Of course, everyone in rich or poor countries is in constant danger of seeing heaven fall and the world (as they know it) ending, brought individually by an unlooked-for diagnosis, a bereavement, an arrest, a betrayal. As the writer Eve Tushnet has recently said, “In every age the eschaton is already here; it’s just unevenly distributed.” What we aren’t used to in the West is it happening to all of us at once (it’s something still familiar in much of Africa and the Middle East).
That sense that this sort of national disaster was a thing of the past may be why the Church has not adopted an Ordinary Form version of the Mass for Deliverance from Plague, though there are plenty of places where people must have wanted to express that particular fear and need through the liturgy throughout the last half century. The introit brings out another feature of Christian response to plague: the way it is seen as being in the hands of, and in some sense attributable to, God, in a way that war, for example, is not. “Remember your covenant and say to your destroying angel, Hold back your hand, and let the land not be made desolate, and destroy not every living soul.”
Uncomfortable though it is when we are staring it in the face, one of the ways Christians (and their Jewish forebears) have tried to understand what God is doing when he allows these things to happen is the language of divine judgment on a society. It is a difficult idea because we tend to think of justice on an individual level, which may be part of why the environmental movement has had such difficulty getting us to connect our apparently harmless purchases of vegetables flown around the world (for example) with systemic destruction and injustice. A Madrid hospital director put it this way: “We have sinned from too much confidence,” believing that epidemics could spread in China but not in a place like Europe.
Judgment also, though, means revealing things as they really are, “letting the nations know that they are but men”: dependent, connected to each other, weak, mortal. A similar idea perhaps to St Charles’s and St Cyprian’s exhortations to help the sick: plague puts to the test our good resolutions and reveals how much we really care about the needs and suffering of others, with the opportunity to change if we don’t like what we see in ourselves.
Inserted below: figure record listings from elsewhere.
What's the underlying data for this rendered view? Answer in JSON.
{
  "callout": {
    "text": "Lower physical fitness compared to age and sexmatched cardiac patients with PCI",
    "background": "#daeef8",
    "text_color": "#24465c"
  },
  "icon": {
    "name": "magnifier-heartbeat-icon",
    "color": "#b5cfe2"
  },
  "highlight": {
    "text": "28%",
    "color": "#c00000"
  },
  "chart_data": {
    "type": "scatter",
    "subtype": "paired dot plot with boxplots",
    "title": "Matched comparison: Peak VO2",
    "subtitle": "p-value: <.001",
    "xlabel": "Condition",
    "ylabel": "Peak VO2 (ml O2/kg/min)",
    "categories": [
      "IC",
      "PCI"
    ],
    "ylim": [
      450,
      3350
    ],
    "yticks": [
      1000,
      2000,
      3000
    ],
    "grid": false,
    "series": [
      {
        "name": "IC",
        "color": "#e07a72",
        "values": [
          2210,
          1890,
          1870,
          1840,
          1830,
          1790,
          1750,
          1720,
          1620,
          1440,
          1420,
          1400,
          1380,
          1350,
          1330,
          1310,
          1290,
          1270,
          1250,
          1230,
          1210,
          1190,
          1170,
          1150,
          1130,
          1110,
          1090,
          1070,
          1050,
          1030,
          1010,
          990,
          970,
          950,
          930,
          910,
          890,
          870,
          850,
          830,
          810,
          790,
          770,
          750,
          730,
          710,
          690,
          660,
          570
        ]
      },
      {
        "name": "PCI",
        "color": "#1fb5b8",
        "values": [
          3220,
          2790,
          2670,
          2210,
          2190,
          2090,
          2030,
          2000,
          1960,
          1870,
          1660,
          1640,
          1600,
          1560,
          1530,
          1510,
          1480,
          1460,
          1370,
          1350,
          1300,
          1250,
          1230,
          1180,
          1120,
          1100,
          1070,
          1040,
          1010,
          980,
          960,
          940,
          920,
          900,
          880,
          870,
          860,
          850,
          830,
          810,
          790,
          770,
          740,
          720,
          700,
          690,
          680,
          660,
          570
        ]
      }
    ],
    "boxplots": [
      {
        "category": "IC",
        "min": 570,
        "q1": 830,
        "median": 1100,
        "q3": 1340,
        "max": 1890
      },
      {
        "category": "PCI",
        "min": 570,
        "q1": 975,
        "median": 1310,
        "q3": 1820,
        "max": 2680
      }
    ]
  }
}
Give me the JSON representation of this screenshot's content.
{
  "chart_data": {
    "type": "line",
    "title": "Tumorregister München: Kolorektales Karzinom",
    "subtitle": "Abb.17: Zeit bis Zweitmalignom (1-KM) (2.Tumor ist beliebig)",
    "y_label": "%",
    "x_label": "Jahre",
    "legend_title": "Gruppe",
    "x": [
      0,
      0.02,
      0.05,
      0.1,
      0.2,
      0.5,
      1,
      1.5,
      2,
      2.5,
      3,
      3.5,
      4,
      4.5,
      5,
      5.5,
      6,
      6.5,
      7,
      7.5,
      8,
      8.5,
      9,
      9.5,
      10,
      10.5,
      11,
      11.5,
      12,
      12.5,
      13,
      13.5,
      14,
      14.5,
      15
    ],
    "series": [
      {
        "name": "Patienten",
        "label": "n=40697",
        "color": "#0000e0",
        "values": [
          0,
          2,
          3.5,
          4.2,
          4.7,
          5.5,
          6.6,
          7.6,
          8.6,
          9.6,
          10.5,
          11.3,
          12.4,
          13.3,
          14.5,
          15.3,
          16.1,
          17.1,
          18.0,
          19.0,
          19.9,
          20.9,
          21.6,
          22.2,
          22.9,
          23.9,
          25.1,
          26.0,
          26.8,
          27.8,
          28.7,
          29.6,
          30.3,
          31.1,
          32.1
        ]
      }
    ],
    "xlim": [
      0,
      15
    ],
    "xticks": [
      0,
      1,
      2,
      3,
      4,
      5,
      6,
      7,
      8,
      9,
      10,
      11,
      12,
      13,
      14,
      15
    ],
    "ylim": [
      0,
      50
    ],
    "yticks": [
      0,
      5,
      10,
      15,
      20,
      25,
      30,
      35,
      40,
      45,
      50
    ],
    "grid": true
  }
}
What this doesn’t involve (and never has) is a suggestion that the particular people who get sick deserve it, any more than Jeremiah was suggesting the particular people who would die when Jerusalem was besieged were the ones who were to blame for the condition of Judah. Christ specifically attacks that idea, and we see from the Gospels how often His presence was shown in healing. As Cyprian writes, Christians, good or bad, should not expect to escape the common fate of their people, but should remember that they are expected to serve and comfort the suffering and that we are called by Christ not to be afraid; not because what we are frightened of isn’t really going to happen (it may very well happen) but because our hope is in something greater than our comfort or even our lives. It is a terrible thing to fall into the hands of the living God, but it is also what we are learning to long for.